Rear Adm. Tim Sullivan, commander of the First U.S. Coast Guard District, said the service is committed to achieving industrywide compliance with international and domestic pollution prevention rules.

“The case demonstrates that scofflaws within maritime industry can no longer treat intentional discharging of oil and the penalties associated with those acts as a ‘cost of doing business.’ Instead, the industry must embrace a culture of compliance,” he said.

New York-based OSG, which has 4,000 employees, transports crude oil, petroleum products and dry bulk commodities throughout the world. The company owns an international fleet of 106 operating vessels and has 30 under construction.
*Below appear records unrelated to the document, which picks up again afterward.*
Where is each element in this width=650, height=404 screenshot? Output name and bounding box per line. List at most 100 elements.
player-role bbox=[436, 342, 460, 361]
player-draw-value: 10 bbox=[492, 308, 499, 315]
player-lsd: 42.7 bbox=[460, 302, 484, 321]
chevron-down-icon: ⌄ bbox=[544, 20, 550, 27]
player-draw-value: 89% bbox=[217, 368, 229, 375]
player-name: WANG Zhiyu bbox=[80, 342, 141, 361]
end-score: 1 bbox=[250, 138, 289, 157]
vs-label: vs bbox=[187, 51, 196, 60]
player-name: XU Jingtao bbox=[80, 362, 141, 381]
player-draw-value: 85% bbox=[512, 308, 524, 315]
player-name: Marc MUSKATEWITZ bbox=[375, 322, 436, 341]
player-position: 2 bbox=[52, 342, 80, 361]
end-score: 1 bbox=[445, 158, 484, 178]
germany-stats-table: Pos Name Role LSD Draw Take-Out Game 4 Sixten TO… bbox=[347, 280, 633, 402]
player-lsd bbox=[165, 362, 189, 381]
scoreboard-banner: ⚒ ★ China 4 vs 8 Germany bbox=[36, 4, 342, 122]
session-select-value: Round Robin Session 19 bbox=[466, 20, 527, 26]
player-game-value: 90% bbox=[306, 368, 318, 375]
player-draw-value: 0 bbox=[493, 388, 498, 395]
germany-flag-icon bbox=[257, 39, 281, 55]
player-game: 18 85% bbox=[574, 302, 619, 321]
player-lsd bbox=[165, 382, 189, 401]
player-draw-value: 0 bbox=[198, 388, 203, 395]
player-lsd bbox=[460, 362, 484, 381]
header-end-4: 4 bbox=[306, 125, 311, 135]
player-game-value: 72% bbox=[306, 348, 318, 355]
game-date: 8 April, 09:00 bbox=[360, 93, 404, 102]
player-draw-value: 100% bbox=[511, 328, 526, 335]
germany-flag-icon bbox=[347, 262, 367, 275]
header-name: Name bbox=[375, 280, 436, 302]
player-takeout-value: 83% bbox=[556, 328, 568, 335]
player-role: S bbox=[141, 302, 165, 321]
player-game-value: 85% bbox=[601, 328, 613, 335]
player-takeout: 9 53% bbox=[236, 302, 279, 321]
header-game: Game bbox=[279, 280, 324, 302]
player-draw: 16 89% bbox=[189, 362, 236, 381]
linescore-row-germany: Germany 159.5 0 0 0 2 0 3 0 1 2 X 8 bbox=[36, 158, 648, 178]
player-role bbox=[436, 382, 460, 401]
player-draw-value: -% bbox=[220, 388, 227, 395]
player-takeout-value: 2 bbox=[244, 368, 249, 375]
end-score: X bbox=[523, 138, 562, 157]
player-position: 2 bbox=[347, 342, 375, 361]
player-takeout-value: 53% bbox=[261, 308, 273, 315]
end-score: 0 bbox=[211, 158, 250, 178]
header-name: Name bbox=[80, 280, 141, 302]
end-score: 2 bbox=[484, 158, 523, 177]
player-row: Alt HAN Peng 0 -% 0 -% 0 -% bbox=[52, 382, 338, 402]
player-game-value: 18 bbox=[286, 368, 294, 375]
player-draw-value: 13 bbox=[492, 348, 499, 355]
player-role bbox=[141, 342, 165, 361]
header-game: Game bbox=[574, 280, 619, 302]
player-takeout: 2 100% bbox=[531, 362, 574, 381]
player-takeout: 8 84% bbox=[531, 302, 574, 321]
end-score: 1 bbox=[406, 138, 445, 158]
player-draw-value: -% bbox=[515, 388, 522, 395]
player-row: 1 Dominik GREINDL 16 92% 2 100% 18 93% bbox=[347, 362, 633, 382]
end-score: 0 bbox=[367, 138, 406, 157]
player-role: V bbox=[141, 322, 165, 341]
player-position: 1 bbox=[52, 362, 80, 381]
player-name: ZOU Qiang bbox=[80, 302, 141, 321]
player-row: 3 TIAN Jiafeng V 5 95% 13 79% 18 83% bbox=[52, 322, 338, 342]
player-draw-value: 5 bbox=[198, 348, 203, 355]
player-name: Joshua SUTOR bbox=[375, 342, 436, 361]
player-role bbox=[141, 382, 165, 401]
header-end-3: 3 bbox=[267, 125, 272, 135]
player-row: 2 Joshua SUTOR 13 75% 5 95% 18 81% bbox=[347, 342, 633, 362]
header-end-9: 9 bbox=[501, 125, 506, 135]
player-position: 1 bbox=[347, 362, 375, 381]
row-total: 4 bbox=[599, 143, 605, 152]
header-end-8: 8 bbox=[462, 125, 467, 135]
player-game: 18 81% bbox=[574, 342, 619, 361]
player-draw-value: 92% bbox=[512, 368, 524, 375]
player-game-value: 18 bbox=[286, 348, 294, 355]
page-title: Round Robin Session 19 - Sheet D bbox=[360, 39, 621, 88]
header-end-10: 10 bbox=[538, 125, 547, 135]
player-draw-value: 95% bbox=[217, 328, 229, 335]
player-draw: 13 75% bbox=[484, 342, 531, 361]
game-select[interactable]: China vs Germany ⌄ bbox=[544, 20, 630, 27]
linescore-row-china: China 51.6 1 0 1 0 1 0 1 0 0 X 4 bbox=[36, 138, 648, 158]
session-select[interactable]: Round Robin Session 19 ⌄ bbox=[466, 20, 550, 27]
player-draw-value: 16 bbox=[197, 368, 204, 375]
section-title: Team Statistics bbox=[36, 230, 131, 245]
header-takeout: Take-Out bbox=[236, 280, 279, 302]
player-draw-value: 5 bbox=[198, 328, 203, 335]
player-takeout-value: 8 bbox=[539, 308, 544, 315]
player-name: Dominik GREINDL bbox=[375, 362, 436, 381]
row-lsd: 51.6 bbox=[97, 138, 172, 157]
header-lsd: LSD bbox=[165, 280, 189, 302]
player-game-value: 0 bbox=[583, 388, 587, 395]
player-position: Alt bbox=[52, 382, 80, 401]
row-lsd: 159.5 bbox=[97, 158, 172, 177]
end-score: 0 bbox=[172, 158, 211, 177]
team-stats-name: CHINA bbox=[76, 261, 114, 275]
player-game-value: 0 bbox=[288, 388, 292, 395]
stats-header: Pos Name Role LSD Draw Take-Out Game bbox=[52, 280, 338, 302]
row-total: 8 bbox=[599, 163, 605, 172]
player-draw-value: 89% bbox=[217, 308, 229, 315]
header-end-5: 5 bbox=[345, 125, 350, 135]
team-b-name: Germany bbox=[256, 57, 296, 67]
The guilty plea involves 12 of its ships.

The ports where the pollution occurred were identified as Boston; Portland, Maine; Los Angeles; San Francisco; Wilmington, N.C.; and Beaumont, Texas.

The $37 million penalty consists of a $27.8 million criminal fine, which will be divided among the port districts, and a $9.2 million organizational community service payment that will fund marine environmental projects coast to coast.

According to a statement of facts filed by the Justice Department in the plea agreement, OSG admitted that it:

• Made illegal releases of oily waste from August 2001 to October 2003 into waters off the coast of New England, in proximity to Maine and Massachusetts, including the island of Nantucket.

• Was responsible for dumping sludge, including 40,600 gallons dumped overboard by one ship.

• Violated the Clean Water Act by discharging 2,640 gallons of oily waste and sludge off the coast of North Carolina, and made false statements about it.

• Made illegal discharges of oily waste in 2004 and 2005 in the Gulf of Mexico.

• Concealed the illegal discharges by falsifying official ship records, making discharges at night and hiding bypass equipment during U.S. port calls so the Coast Guard would not discover the criminal activity.

The company also said numerous high-ranking crew members engaged in conspiracies to commit illegal pollution and falsify ship records while lower-level crew participated because they were explicitly or implicitly threatened with loss of employment if they refused.

The Justice Department said the motive for the crimes was financial, adding that OSG “was saving the cost of offloading waste oil in port and the time it would take to comply with the law.”